Much more detailed memorials exist on websites. One, in particular, demonstrates the air crews’ heroism. I find it hard to believe that, as I was growing up, no-one talked about our village’s contribution to the war, or of the planes, or of the airmen who died, or of the missions they died on. I was moved to read about the planes which must have circled our village just after lift-off, the airmen squinting down at our houses, our fields, our graves underneath them:
22 / 23 April 1944 Took off from Little Staughton at 22.14. Task was to bomb railway yards. The plane was shot down by a night fighter and exploded, crashing in flames at Dives, north-east of Compiegne, with a loss of the whole crew.Took off from Little Staughton at 22.45. Task was to attack the airfield. Intercepted by a night fighter and shortly afterwards exploded, with a loss of the whole crew. |
24 / 25 May 1944 Took off from Little Staughton at 00.20. Hit by flak and fell onto Schutzenstrasse in the centre of Aachen, with the loss of all the crew. |
14 / 15 June 1944 Took off from Little Staughton at 00.24. Task was to bomb rail facilities. Believed to have been shot down by a night fighter south west of Adinkerke in Belgium, with the loss of the whole crew. |
23 / 24 September 1944 Took off from Little Staughton at 10.42. Was on a fighter affiliation exercise. Reported to have lost control whilst making a diving turn at 8,000 feet and dived into the ground at 11.32. All the crew were killed. |
When I was born, a decade after the war ended, was the village still in shock from what must have felt like a catastrophic invasion? Did it become a taboo to even mention the Yanks, and the planes, and the devastation?

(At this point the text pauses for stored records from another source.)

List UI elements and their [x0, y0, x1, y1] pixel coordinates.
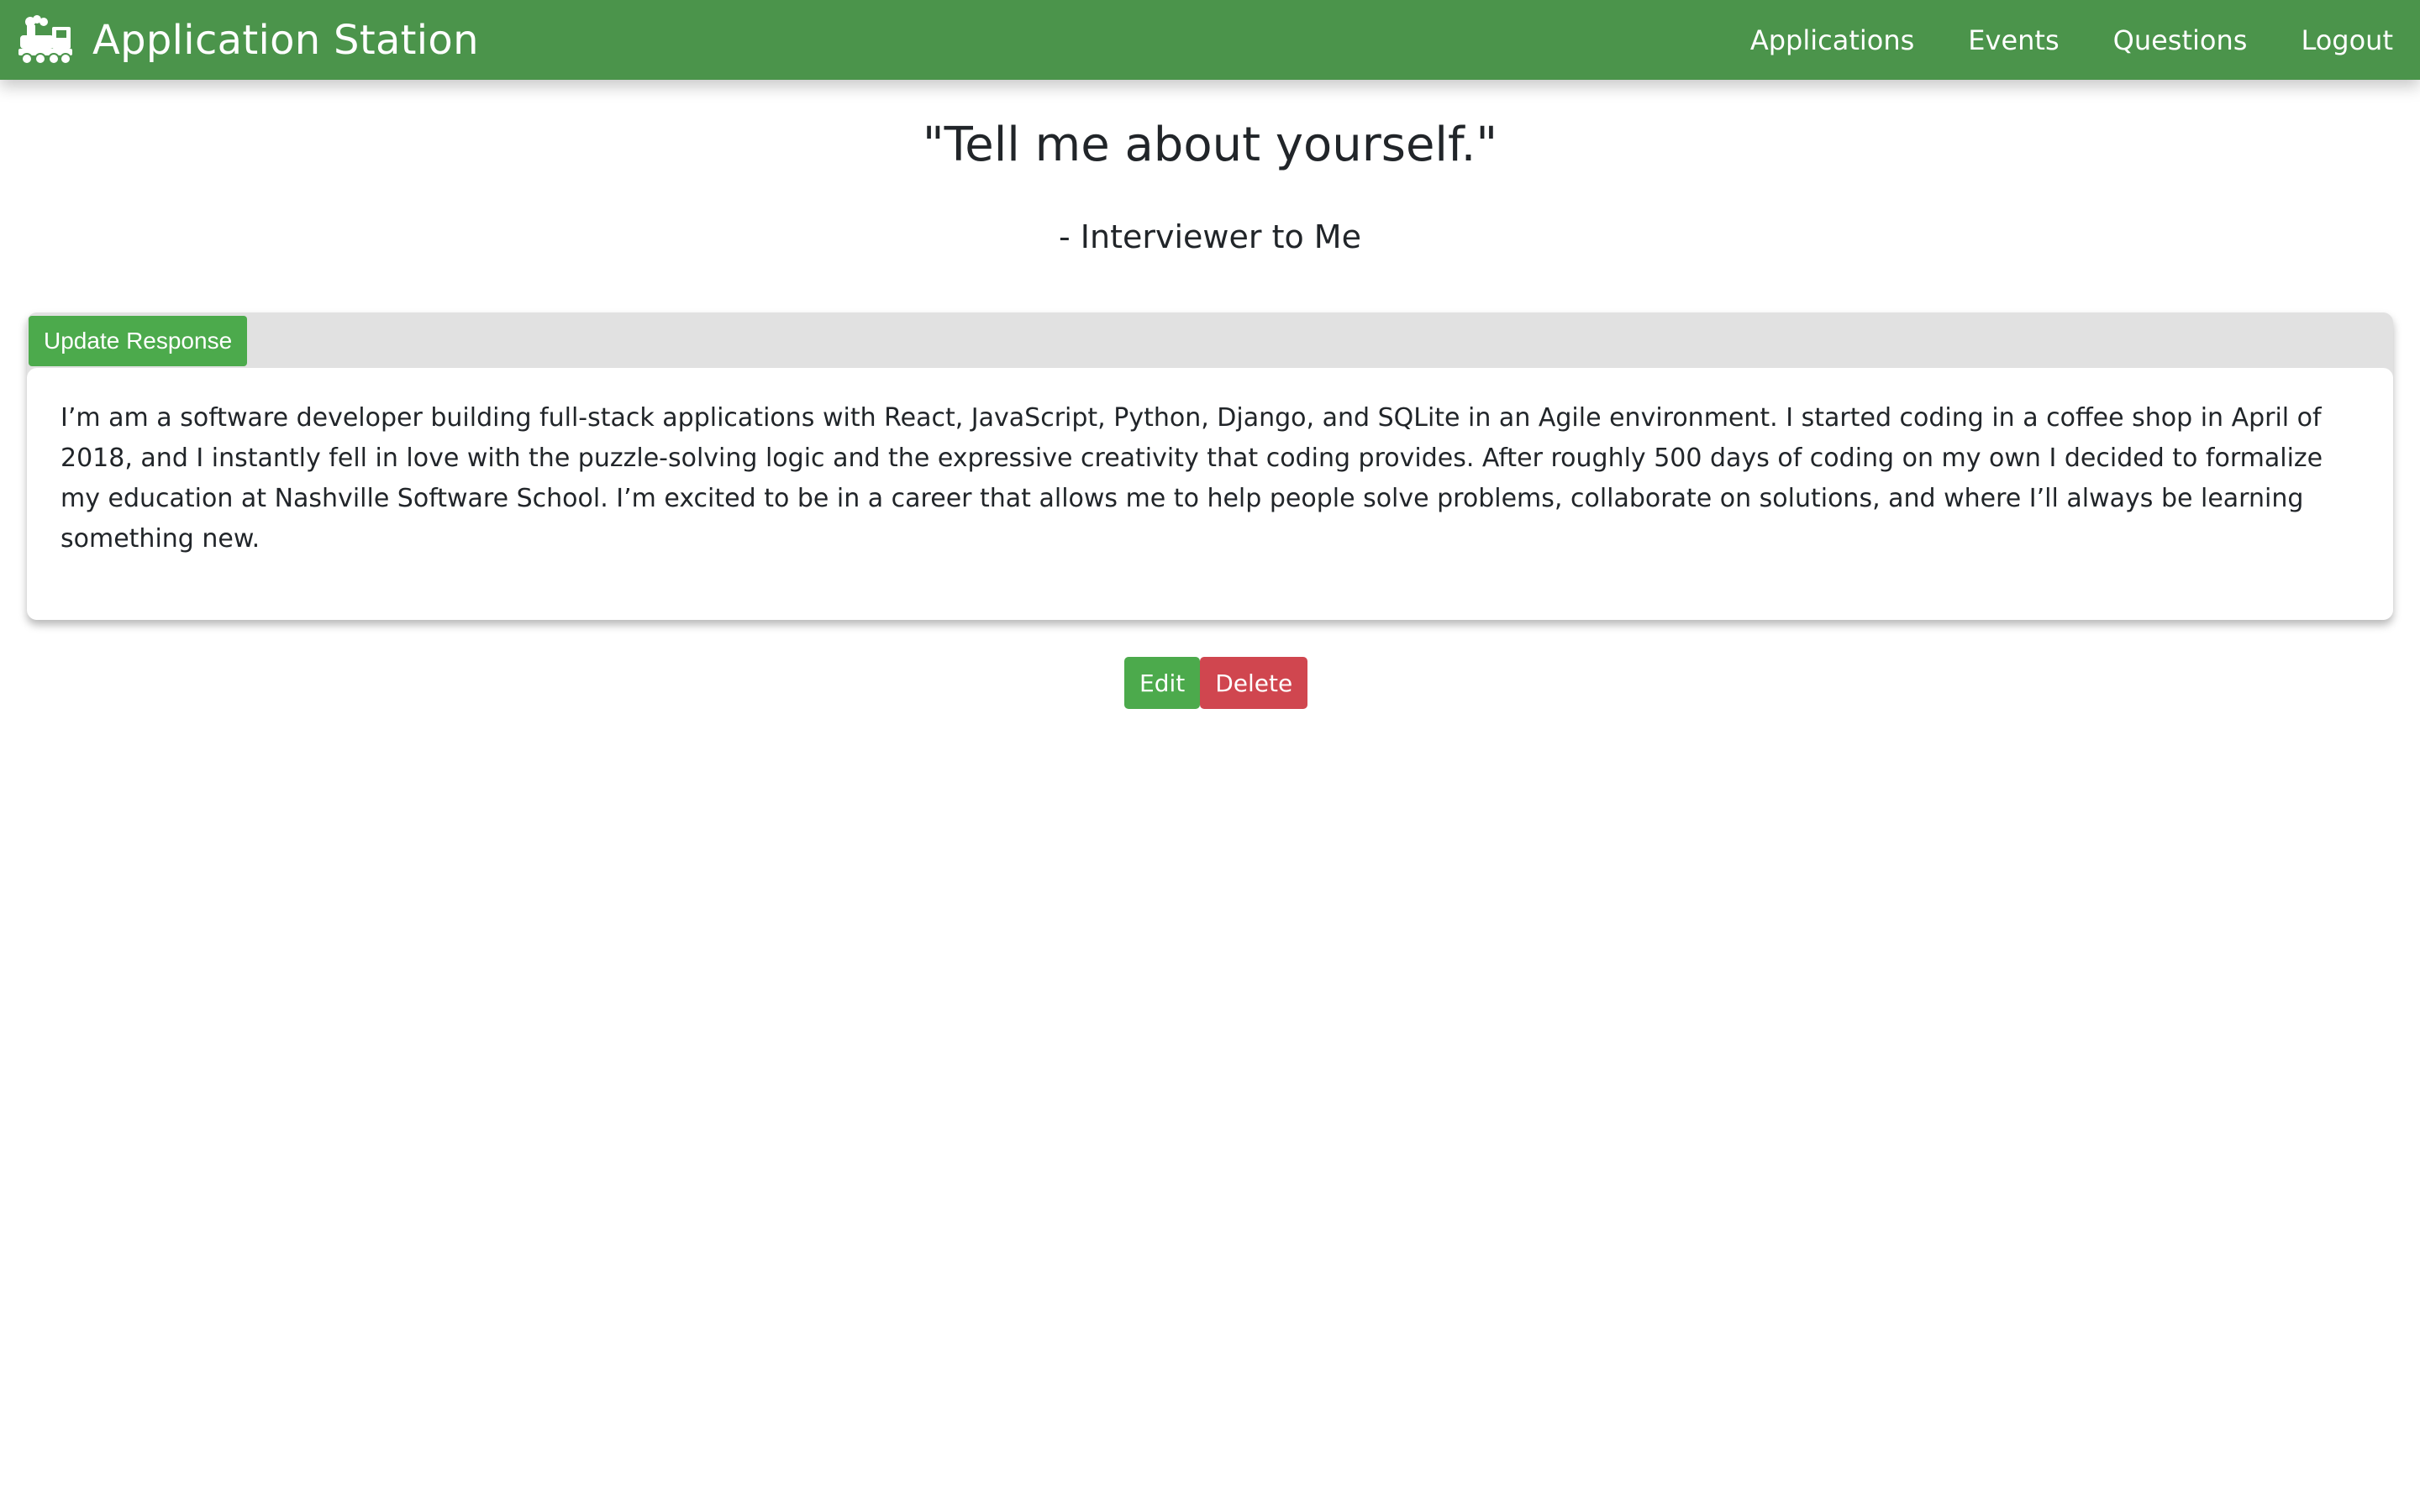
nav-link-logout[interactable]: Logout: [2301, 24, 2393, 56]
train-icon: [18, 14, 72, 65]
brand-link[interactable]: Application Station: [17, 14, 479, 66]
nav-link-events[interactable]: Events: [1968, 24, 2059, 56]
action-buttons: Edit Delete: [1124, 657, 1308, 709]
response-card: Update Response I’m am a software develo…: [27, 312, 2393, 620]
question-attribution: - Interviewer to Me: [1059, 218, 1361, 255]
question-title: "Tell me about yourself.": [922, 118, 1498, 172]
update-response-button[interactable]: Update Response: [29, 316, 248, 366]
response-text: I’m am a software developer building ful…: [27, 368, 2393, 620]
delete-button[interactable]: Delete: [1200, 657, 1308, 709]
nav-links: Applications Events Questions Logout: [1697, 24, 2393, 56]
brand-title: Application Station: [92, 16, 479, 64]
top-navbar: Application Station Applications Events …: [0, 0, 2420, 80]
nav-link-questions[interactable]: Questions: [2113, 24, 2248, 56]
edit-button[interactable]: Edit: [1124, 657, 1201, 709]
nav-link-applications[interactable]: Applications: [1750, 24, 1914, 56]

It’s thrilling for me now to see how our old airfield is celebrated online as a reasonably well-preserved wartime site; the control tower has even been listed. What ruined the village in terms of my family’s commercial and religious interests ended up putting Little Staughton on the map.

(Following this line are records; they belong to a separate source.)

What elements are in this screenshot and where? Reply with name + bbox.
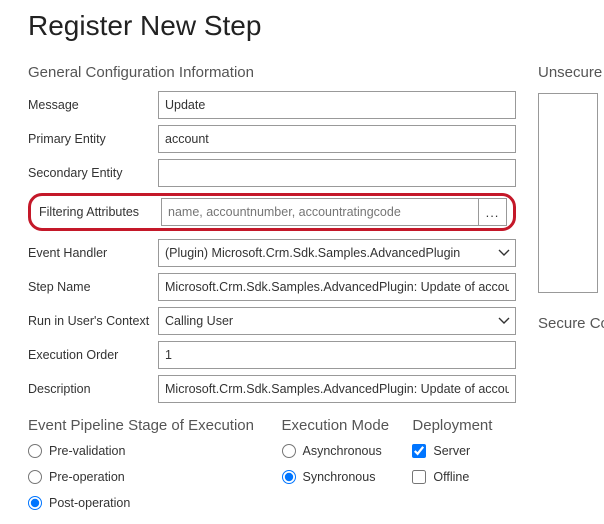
user-context-label: Run in User's Context <box>28 314 158 328</box>
message-input[interactable] <box>158 91 516 119</box>
filtering-attributes-row: Filtering Attributes ... <box>28 193 516 231</box>
event-handler-label: Event Handler <box>28 246 158 260</box>
description-input[interactable] <box>158 375 516 403</box>
filtering-attributes-browse-button[interactable]: ... <box>478 199 506 225</box>
message-label: Message <box>28 98 158 112</box>
execution-order-input[interactable] <box>158 341 516 369</box>
post-operation-label: Post-operation <box>49 496 130 510</box>
post-operation-radio[interactable] <box>28 496 42 510</box>
event-handler-select[interactable] <box>158 239 516 267</box>
unsecure-section-title: Unsecure C <box>538 64 598 81</box>
secondary-entity-label: Secondary Entity <box>28 166 158 180</box>
user-context-select[interactable] <box>158 307 516 335</box>
step-name-input[interactable] <box>158 273 516 301</box>
synchronous-radio[interactable] <box>282 470 296 484</box>
pre-validation-radio[interactable] <box>28 444 42 458</box>
general-section-title: General Configuration Information <box>28 64 516 81</box>
server-checkbox[interactable] <box>412 444 426 458</box>
offline-label: Offline <box>433 470 469 484</box>
asynchronous-label: Asynchronous <box>303 444 382 458</box>
pipeline-stage-title: Event Pipeline Stage of Execution <box>28 417 272 434</box>
pre-operation-label: Pre-operation <box>49 470 125 484</box>
execution-order-label: Execution Order <box>28 348 158 362</box>
asynchronous-radio[interactable] <box>282 444 296 458</box>
execution-mode-title: Execution Mode <box>282 417 403 434</box>
primary-entity-input[interactable] <box>158 125 516 153</box>
secondary-entity-input[interactable] <box>158 159 516 187</box>
synchronous-label: Synchronous <box>303 470 376 484</box>
unsecure-config-textarea[interactable] <box>538 93 598 293</box>
deployment-title: Deployment <box>412 417 516 434</box>
secure-section-title: Secure Co <box>538 315 598 332</box>
step-name-label: Step Name <box>28 280 158 294</box>
filtering-attributes-input[interactable] <box>162 199 478 225</box>
description-label: Description <box>28 382 158 396</box>
offline-checkbox[interactable] <box>412 470 426 484</box>
primary-entity-label: Primary Entity <box>28 132 158 146</box>
server-label: Server <box>433 444 470 458</box>
filtering-attributes-label: Filtering Attributes <box>33 205 161 219</box>
pre-operation-radio[interactable] <box>28 470 42 484</box>
pre-validation-label: Pre-validation <box>49 444 125 458</box>
page-title: Register New Step <box>28 10 604 42</box>
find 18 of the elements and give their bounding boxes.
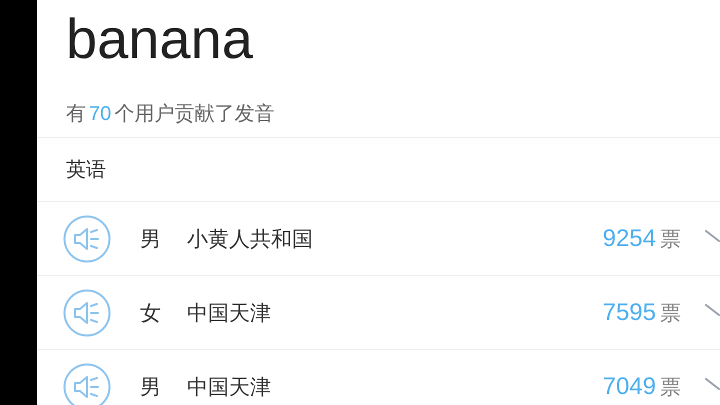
vote-count: 7595 [602,298,656,326]
speaker-icon[interactable] [63,288,111,336]
region-label: 中国天津 [187,374,272,400]
speaker-icon[interactable] [63,214,111,262]
contributors-text: 有 70个用户贡献了发音 [66,100,274,127]
vote-unit: 票 [660,374,681,400]
gender-label: 男 [140,374,162,400]
region-label: 小黄人共和国 [187,226,314,252]
vote-unit: 票 [660,226,681,252]
gender-label: 男 [140,226,162,252]
vote-count: 9254 [602,224,656,252]
word-title: banana [66,6,253,72]
gender-label: 女 [140,300,162,326]
vote-count: 7049 [602,372,656,400]
language-heading: 英语 [66,156,106,183]
vote-unit: 票 [660,300,681,326]
region-label: 中国天津 [187,300,272,326]
speaker-icon[interactable] [63,362,111,405]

Wow Jo. What starts as an innocent little journey ends so dramatically. Stunning piece. So sad.
I agree that people should make good use of Google street view (and satellite view) and- as an archeologist friend advised, take dated screen prints.
Using Google and satellite view, I checked a house my Great grandmother had rented in the summer of 1908 and found to my amazement it was now a small hotel. This summer two cousins and I went there to see where some of our ancestors had wiled away the summer. It was a very strange feeling. In a letter she justified renting the place as it was ‘only an hour and a quarter drive from [her home in] Glasgow. An easy run for an early car owner. At some times of day, it takes the same time to drive it now.
I find it both intriguing and intrusive to follow those google videos — even to the care home in Maroubra, Sydney where my mother spent her final years, and the very remote mountain top farm where I grew up in the 1940s. The house has collapsed and the farm, so determinedly cleared by my father is now covered with brambles and scrubby eucalyptus. So many half-buried histories to be uncovered. I love the way you have done this, moving from the personal childhood memories to the international American involvement.
And intriguing too to discover that your father was a butcher. So was mine, before he left Scotland. His father’s shop remains, still in the family name, in Aboyne.
Such a strong sense of place and family history in the context of national history!